IG seal failure is one of the major problems that this guide intends to help the film applicator to avoid. As noted previously, there is no technical information available that establishes a causal link between the application of window film and the failure of the IG seal. It is widely accepted that when properly researched and tested the addition of coatings or tinting to ordinary glass does not create a seal failure /problem for IG units. It can be inferred that the effects of window film would be similar to the effects of coatings and tintings in glass. This notwithstanding, there is sometimes a perceived link between the application of window film and the observation of the signs of seal failure. This link could very well be nothing more than the effects of added attention on the IG units as a result of the application of the window film.
The first thing that must be realized about IG units is that all IG unit seals allow water vapor to migrate into the gas space at some rate. Water vapor can begin to migrate through the IG seal as soon as the IG unit is manufactured. The migration of water vapor through the IG seal is not the result of abuse or failure of the IG seal, but rather, it is simply the nature of the product. Quality IG units are manufactured with quality materials and have multiple seals that greatly retard the migration of water vapor through the seal and thus extend the useful life of the IG unit. The water vapor migration through the IG seal continues until the IG desiccant becomes saturated. At this point the excess water vapor that migrates through the IG seal no longer is adsorbed. It is then only a matter of time until the build-up of water vapor in the IG unit reaches a point where condensation becomes apparent on the inside surfaces of the IG unit. The overall thermal performance of the IG unit is minimally affected by the build-up of water inside the gas space of the IG unit unless the gas space was filled with an inert gas such as argon or krypton. However, the IG unit is generally considered to have failed from an aesthetic standpoint.

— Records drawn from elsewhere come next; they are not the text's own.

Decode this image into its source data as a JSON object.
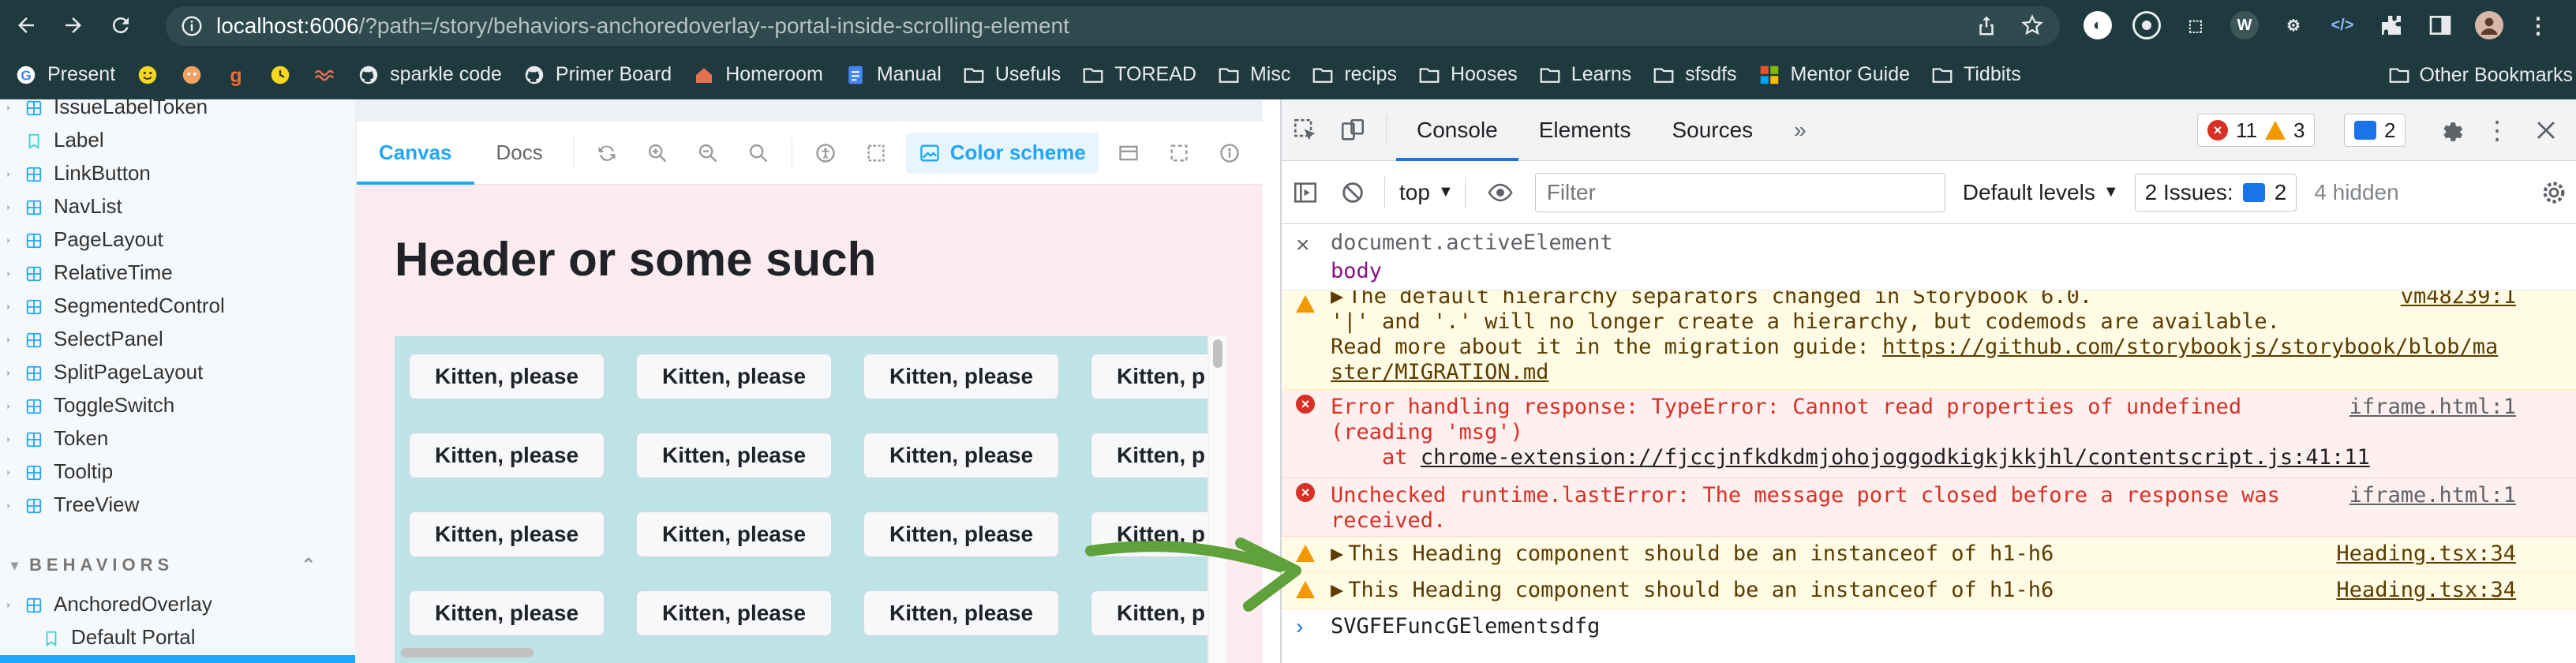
{
  "browser": {
    "url_host": "localhost:6006",
    "url_rest": "/?path=/story/behaviors-anchoredoverlay--portal-inside-scrolling-element",
    "bookmarks": [
      {
        "label": "Present",
        "icon": "google-icon"
      },
      {
        "label": "",
        "icon": "smiley-icon"
      },
      {
        "label": "",
        "icon": "emoji-icon"
      },
      {
        "label": "",
        "icon": "g-icon"
      },
      {
        "label": "",
        "icon": "clock-icon"
      },
      {
        "label": "",
        "icon": "waves-icon"
      },
      {
        "label": "sparkle code",
        "icon": "github-icon"
      },
      {
        "label": "Primer Board",
        "icon": "github-icon"
      },
      {
        "label": "Homeroom",
        "icon": "homeroom-icon"
      },
      {
        "label": "Manual",
        "icon": "doc-icon"
      },
      {
        "label": "Usefuls",
        "icon": "folder-icon"
      },
      {
        "label": "TOREAD",
        "icon": "folder-icon"
      },
      {
        "label": "Misc",
        "icon": "folder-icon"
      },
      {
        "label": "recips",
        "icon": "folder-icon"
      },
      {
        "label": "Hooses",
        "icon": "folder-icon"
      },
      {
        "label": "Learns",
        "icon": "folder-icon"
      },
      {
        "label": "sfsdfs",
        "icon": "folder-icon"
      },
      {
        "label": "Mentor Guide",
        "icon": "microsoft-icon"
      },
      {
        "label": "Tidbits",
        "icon": "folder-icon"
      }
    ],
    "other_bookmarks": "Other Bookmarks"
  },
  "sidebar": {
    "items": [
      {
        "label": "IssueLabelToken",
        "type": "component"
      },
      {
        "label": "Label",
        "type": "doc"
      },
      {
        "label": "LinkButton",
        "type": "component"
      },
      {
        "label": "NavList",
        "type": "component"
      },
      {
        "label": "PageLayout",
        "type": "component"
      },
      {
        "label": "RelativeTime",
        "type": "component"
      },
      {
        "label": "SegmentedControl",
        "type": "component"
      },
      {
        "label": "SelectPanel",
        "type": "component"
      },
      {
        "label": "SplitPageLayout",
        "type": "component"
      },
      {
        "label": "ToggleSwitch",
        "type": "component"
      },
      {
        "label": "Token",
        "type": "component"
      },
      {
        "label": "Tooltip",
        "type": "component"
      },
      {
        "label": "TreeView",
        "type": "component"
      }
    ],
    "section": "BEHAVIORS",
    "section_items": [
      {
        "label": "AnchoredOverlay",
        "type": "component"
      },
      {
        "label": "Default Portal",
        "type": "doc"
      }
    ]
  },
  "preview": {
    "tabs": [
      "Canvas",
      "Docs"
    ],
    "color_scheme_label": "Color scheme",
    "heading": "Header or some such",
    "button_label": "Kitten, please",
    "button_label_clipped": "Kitten, p",
    "accent": "#1ea7fd",
    "canvas_bg": "#fdecef",
    "scroller_bg": "#bde3e6"
  },
  "devtools": {
    "tabs": [
      "Console",
      "Elements",
      "Sources"
    ],
    "errors_count": "11",
    "warnings_count": "3",
    "messages_count": "2",
    "context": "top",
    "filter_placeholder": "Filter",
    "levels": "Default levels",
    "issues_label": "2 Issues:",
    "issues_count": "2",
    "hidden": "4 hidden",
    "live_expression": "document.activeElement",
    "live_value": "body",
    "messages": [
      {
        "level": "warn",
        "text": "The default hierarchy separators changed in Storybook 6.0.",
        "source": "vm48239:1"
      },
      {
        "level": "warn-cont",
        "text": "'|' and '.' will no longer create a hierarchy, but codemods are available."
      },
      {
        "level": "warn-cont",
        "text": "Read more about it in the migration guide: ",
        "link": "https://github.com/storybookjs/storybook/blob/master/MIGRATION.md",
        "link_a": "https://github.com/storybookjs/storybook/blob/ma",
        "link_b": "ster/MIGRATION.md"
      },
      {
        "level": "error",
        "text_a": "Error handling response: TypeError: Cannot read properties of undefined",
        "text_b": "(reading 'msg')",
        "at_prefix": "    at ",
        "at_link": "chrome-extension://fjccjnfkdkdmjohojoggodkigkjkkjhl/contentscript.js:41:11",
        "source": "iframe.html:1"
      },
      {
        "level": "error",
        "text_a": "Unchecked runtime.lastError: The message port closed before a response was",
        "text_b": "received.",
        "source": "iframe.html:1"
      },
      {
        "level": "warn",
        "text": "This Heading component should be an instanceof of h1-h6",
        "source": "Heading.tsx:34"
      },
      {
        "level": "warn",
        "text": "This Heading component should be an instanceof of h1-h6",
        "source": "Heading.tsx:34"
      }
    ],
    "prompt_value": "SVGFEFuncGElementsdfg",
    "colors": {
      "error": "#d93025",
      "warn": "#f29900",
      "info": "#1a73e8"
    }
  }
}
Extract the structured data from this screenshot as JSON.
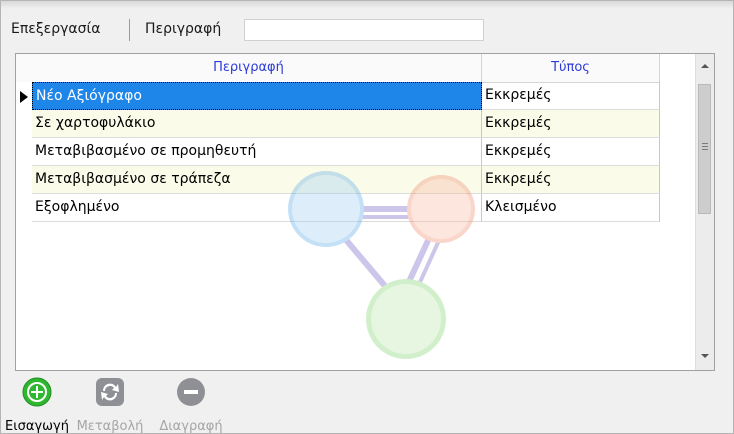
{
  "filter": {
    "mode_label": "Επεξεργασία",
    "field_label": "Περιγραφή",
    "value": ""
  },
  "grid": {
    "columns": [
      "Περιγραφή",
      "Τύπος"
    ],
    "rows": [
      {
        "description": "Νέο Αξιόγραφο",
        "type": "Εκκρεμές",
        "selected": true
      },
      {
        "description": "Σε χαρτοφυλάκιο",
        "type": "Εκκρεμές"
      },
      {
        "description": "Μεταβιβασμένο σε προμηθευτή",
        "type": "Εκκρεμές"
      },
      {
        "description": "Μεταβιβασμένο σε τράπεζα",
        "type": "Εκκρεμές"
      },
      {
        "description": "Εξοφλημένο",
        "type": "Κλεισμένο"
      }
    ]
  },
  "toolbar": {
    "insert_label": "Εισαγωγή",
    "modify_label": "Μεταβολή",
    "delete_label": "Διαγραφή"
  },
  "colors": {
    "selection": "#1e86e8",
    "header_text": "#2b3bd8",
    "alt_row": "#fbfbea",
    "insert_icon": "#2fb82f",
    "disabled_icon": "#8e9095"
  },
  "icons": {
    "insert": "plus-circle-icon",
    "modify": "refresh-arrows-icon",
    "delete": "minus-circle-icon"
  }
}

The best thing that a film installer can do with respect to the IG seal failure problem is to be sure to properly inform the consumer of the inherent character of IG units, and to avoid application of window film to IG units which are in a state of imminent failure.
The best indicator of the condition of an IG unit is a measurement of the frost point of the IG unit. The frost point of an IG unit is determined through the application of a fairly straightforward test whereby a very cold metallic surface is placed into contact with the exterior surface of one of the glass plates that is incorporated in the IG unit. This contact is maintained as heat flows from the glass to the metal surface. Then, the temperature at which water vapor contained within the IG gas space condenses and freezes to the inside surface of the glass plate is recorded. This temperature is referred to as the frost point of the IG unit. The lower the frost point, the lower will be the content of moisture or moisture vapor within the IG unit gas space. A precise determination of the frost point of an IG unit is a very complicated and detailed procedure which involves the use of highly precise and expensive equipment, and detailed test procedures. The administration of a controlled frost point test for every IG situation where a film application is under consideration would be too time consuming and costly for the average film installer. Therefore, a simplified frost point test was devised to identify those IG units which are in a state of imminent failure.
To perform the simplified frost point test requires the use of an IWFA frost point instrument. The IWFA frost point instrument consists of a device which is fabricated of rigid copper tubing. The end of the tubing that is to be placed in contact with the IG unit is plugged and the other end is fitted with a vented removable cap. The entire assembly is fitted with an exterior wrapping of insulation so that the energy gain through the sides of the pipe is minimal.
To use the IWFA frost point instrument it is necessary to remove the cap from the copper pipe and fill the pipe with several chips of dry ice and ethyl alcohol. Then the removable pipe cap should be replaced. During this operation, the operator should be careful to avoid direct contact with the copper pipe or the dry ice. Dry ice is solid carbon dioxide which vaporizes instead of melting. It is a convenient clean refrigerant to obtain subzero temperatures when used in an alcohol bath. Gloves or hand protection should be used to avoid any contact with the copper pipe, cold alcohol, or dry ice. Dry ice reaches a temperature of -109.1° F (-78.5° C).
The sealed end of the IWFA frost point tester should be held in contact with the exterior surface of the IG unit for a period of 2 minutes for 1/8 (3.0 mm) or thinner glass and 4 minutes for 1/4 in. (6.0 mm) or thicker glass. At the end of this time, the frost point tester should be removed and the contact surface of the IG unit should be quickly wiped with a cloth or tissue dampened with alcohol. Any accumulation of ice, fog, or water over 1/2 in. in diameter on the gas space surface of the glass will indicate a leak in the seal of the IG unit. Film should not be applied to this window unless the owner of the building issues a waiver of responsibility for the use of window film. If there is no observable buildup of ice, fog, or water on the inside surface of the glass, it does not mean that the IG unit will never fail. As stated earlier, all IG units will eventually fail as the result of excess moisture in the gas space. It does mean, however, that the unit is not in immediate danger of failure.